"Rock around the clock" was probably the first big hit of rock history. Yet, it was released as the B-side, as we see in this fascinating article:
Dick Clark called it “The National Anthem of Rock ‘n’ Roll.” But “Rock Around the Clock” by Bill Haley and His Comets almost disappeared after its release as a B-side. Written in late-1952 by lyricist Max Freedman and music publisher James Myers (under his pseudonym Jimmy De Knight), Haley released “Rock Around the Clock” on May 20, 1954, and it remains one of the cornerstones of rock music.We can call it the B-side that became one of the most consequential A-sides ever.

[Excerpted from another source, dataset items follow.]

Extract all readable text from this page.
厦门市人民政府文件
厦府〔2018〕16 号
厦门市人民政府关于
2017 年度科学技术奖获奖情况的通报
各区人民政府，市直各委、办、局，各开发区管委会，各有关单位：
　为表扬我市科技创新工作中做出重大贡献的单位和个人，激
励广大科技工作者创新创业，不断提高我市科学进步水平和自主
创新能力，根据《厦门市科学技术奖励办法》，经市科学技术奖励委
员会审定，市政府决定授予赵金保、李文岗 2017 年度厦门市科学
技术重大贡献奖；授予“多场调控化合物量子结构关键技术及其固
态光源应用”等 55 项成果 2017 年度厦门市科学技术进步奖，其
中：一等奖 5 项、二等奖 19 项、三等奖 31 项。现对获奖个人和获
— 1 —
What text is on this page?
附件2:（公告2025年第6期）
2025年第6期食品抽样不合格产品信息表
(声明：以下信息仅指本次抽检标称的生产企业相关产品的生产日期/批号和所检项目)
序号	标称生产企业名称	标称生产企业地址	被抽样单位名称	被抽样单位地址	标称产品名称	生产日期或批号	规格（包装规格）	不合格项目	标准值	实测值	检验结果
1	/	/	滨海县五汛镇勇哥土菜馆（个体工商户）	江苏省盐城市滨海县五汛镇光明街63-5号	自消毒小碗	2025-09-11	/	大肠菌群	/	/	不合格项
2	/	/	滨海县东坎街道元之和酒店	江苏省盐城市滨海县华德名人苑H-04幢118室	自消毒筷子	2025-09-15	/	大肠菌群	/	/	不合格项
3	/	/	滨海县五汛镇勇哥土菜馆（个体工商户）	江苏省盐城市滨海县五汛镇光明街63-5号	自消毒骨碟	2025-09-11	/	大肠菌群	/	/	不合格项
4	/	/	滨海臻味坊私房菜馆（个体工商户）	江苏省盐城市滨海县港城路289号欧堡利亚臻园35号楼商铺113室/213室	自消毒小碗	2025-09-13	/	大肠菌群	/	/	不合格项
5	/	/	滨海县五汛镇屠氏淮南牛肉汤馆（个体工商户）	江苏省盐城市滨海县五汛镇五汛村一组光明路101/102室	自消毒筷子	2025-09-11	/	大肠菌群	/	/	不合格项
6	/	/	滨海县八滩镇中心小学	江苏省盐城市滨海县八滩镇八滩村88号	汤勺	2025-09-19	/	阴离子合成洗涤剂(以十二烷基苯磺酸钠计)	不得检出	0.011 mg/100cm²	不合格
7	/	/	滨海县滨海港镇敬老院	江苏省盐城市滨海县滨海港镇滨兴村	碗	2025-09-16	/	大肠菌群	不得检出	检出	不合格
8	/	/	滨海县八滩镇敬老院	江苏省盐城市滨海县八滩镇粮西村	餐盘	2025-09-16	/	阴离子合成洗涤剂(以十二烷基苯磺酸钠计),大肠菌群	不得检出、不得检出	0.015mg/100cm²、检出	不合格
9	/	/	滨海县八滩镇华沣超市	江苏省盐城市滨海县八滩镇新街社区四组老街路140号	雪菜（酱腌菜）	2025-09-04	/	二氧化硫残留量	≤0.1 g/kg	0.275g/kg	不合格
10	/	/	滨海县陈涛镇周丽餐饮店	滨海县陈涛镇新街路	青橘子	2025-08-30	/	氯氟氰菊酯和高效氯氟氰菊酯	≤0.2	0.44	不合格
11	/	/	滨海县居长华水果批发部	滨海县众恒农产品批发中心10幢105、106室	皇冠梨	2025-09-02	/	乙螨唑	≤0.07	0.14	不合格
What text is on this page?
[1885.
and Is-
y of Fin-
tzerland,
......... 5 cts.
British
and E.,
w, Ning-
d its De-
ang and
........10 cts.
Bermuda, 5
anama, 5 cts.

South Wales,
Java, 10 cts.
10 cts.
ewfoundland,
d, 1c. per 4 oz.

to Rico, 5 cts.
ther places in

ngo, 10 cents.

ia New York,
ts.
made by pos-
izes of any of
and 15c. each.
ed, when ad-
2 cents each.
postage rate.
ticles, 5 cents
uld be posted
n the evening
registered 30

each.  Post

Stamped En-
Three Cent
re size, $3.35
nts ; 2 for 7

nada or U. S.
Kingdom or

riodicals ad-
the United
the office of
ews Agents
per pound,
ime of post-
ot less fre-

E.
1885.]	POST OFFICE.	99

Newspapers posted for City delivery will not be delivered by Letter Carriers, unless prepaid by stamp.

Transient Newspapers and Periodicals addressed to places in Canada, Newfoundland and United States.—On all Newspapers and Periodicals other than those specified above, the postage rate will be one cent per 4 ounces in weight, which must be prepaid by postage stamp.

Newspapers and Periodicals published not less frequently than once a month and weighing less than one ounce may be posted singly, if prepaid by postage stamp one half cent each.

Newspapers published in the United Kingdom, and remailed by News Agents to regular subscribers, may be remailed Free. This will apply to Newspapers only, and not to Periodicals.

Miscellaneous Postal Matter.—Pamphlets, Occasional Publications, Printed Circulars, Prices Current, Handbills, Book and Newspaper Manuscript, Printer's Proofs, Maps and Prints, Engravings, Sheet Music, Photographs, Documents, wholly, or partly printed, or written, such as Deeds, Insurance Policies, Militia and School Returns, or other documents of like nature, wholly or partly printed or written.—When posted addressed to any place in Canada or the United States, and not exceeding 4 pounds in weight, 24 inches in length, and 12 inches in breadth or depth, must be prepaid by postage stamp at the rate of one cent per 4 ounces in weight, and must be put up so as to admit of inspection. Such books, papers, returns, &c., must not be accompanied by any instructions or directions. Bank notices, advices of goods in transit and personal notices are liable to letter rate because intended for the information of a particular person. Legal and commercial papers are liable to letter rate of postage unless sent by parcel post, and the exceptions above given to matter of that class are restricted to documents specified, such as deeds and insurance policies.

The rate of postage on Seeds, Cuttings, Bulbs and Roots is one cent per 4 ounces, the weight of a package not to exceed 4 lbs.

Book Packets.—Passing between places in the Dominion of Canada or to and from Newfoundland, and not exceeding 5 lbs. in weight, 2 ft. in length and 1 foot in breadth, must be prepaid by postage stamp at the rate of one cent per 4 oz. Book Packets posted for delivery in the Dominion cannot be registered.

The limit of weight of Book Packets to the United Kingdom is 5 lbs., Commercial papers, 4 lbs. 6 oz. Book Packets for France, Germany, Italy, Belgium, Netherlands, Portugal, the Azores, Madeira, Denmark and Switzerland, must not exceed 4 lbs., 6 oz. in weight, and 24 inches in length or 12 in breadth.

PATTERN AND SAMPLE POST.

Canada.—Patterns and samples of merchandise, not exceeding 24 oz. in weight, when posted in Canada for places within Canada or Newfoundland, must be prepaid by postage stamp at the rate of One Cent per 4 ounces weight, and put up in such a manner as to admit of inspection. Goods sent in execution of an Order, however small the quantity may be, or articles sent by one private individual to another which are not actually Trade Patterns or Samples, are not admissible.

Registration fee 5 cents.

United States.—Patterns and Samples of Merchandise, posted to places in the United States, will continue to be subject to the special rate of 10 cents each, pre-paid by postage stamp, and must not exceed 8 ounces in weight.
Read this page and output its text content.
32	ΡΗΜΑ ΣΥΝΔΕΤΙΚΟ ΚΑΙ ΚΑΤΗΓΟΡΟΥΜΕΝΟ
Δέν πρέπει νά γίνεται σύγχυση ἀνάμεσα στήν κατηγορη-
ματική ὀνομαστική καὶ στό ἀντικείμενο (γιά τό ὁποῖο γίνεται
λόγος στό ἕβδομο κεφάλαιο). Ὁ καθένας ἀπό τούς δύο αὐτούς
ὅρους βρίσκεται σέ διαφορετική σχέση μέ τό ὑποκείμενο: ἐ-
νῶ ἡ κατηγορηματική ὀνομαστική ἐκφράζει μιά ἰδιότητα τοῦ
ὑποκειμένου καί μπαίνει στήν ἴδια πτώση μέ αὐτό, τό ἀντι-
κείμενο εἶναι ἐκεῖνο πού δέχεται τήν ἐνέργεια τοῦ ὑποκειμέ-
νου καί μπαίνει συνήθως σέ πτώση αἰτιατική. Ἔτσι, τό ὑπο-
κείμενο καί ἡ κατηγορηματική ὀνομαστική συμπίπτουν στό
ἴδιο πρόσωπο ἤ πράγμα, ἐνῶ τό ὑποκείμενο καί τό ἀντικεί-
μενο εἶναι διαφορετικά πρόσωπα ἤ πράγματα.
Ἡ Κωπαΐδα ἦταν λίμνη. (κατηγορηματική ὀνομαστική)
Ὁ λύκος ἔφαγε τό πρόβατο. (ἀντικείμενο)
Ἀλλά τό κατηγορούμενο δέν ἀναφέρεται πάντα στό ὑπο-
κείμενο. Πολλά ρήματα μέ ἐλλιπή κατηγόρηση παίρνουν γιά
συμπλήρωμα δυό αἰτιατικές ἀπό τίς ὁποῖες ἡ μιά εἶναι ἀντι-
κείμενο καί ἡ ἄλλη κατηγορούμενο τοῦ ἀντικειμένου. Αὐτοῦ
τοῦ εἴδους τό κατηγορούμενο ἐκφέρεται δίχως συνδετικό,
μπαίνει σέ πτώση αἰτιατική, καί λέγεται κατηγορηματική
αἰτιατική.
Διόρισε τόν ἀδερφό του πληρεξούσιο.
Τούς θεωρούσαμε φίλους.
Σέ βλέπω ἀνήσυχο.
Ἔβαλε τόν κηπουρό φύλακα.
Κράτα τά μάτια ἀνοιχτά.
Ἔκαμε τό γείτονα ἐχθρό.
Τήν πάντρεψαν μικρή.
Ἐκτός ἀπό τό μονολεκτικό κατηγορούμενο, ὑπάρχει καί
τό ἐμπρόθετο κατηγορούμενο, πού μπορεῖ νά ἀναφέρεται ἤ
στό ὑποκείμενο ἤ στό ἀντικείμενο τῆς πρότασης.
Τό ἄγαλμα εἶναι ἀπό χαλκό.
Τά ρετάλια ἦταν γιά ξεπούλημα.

With his chunky frame and spit curl, Bill Haley seemed an unlikely pioneer of rock. Before the Comets, Haley fronted the Saddlemen, a country-and-western band. In 1953, Haley had what could be considered to be the first rock ‘n’ roll song on the Billboard charts, “Crazy Man, Crazy.” A few attempts at a follow-up for Essex Records had flopped when Myers suggested his new tune to Haley.
“I had written the melody and about half of the lyrics, but I was having trouble with the rest of it,” Myers told the Rockabilly Hall of Fame. “Max Freedman, who had written some other songs with me, walked into my office while I was fooling around with it one day and said, ‘That sounds pretty good, can I help you with it?’ I said, ‘Why not?’ When we finished it he said, ‘What are you going to call it?’ I said, ‘Rock Around the Clock.’ … When I showed it to Bill Haley he flipped over it, but his record company at that particular time said it would never sell.”
In an interview from his biography Bill Haley, the rocker claimed Essex Records wouldn’t record the song because the label’s founder Dave Miller had an axe to grind with Myers. “Jimmy and Dave Miller didn’t like each other. Three times I took the tune into the recording studio … every time Miller would see it, he’d come in and tear it up and throw it away. So I never could record it.”
Still, “Rock Around the Clock” became a popular part of the Comets’ stage show.
Myers helped the band move to Decca Records in 1954, and after Sonny Dae and His Knights had a hit in Philadelphia with the song, Haley was determined to record it.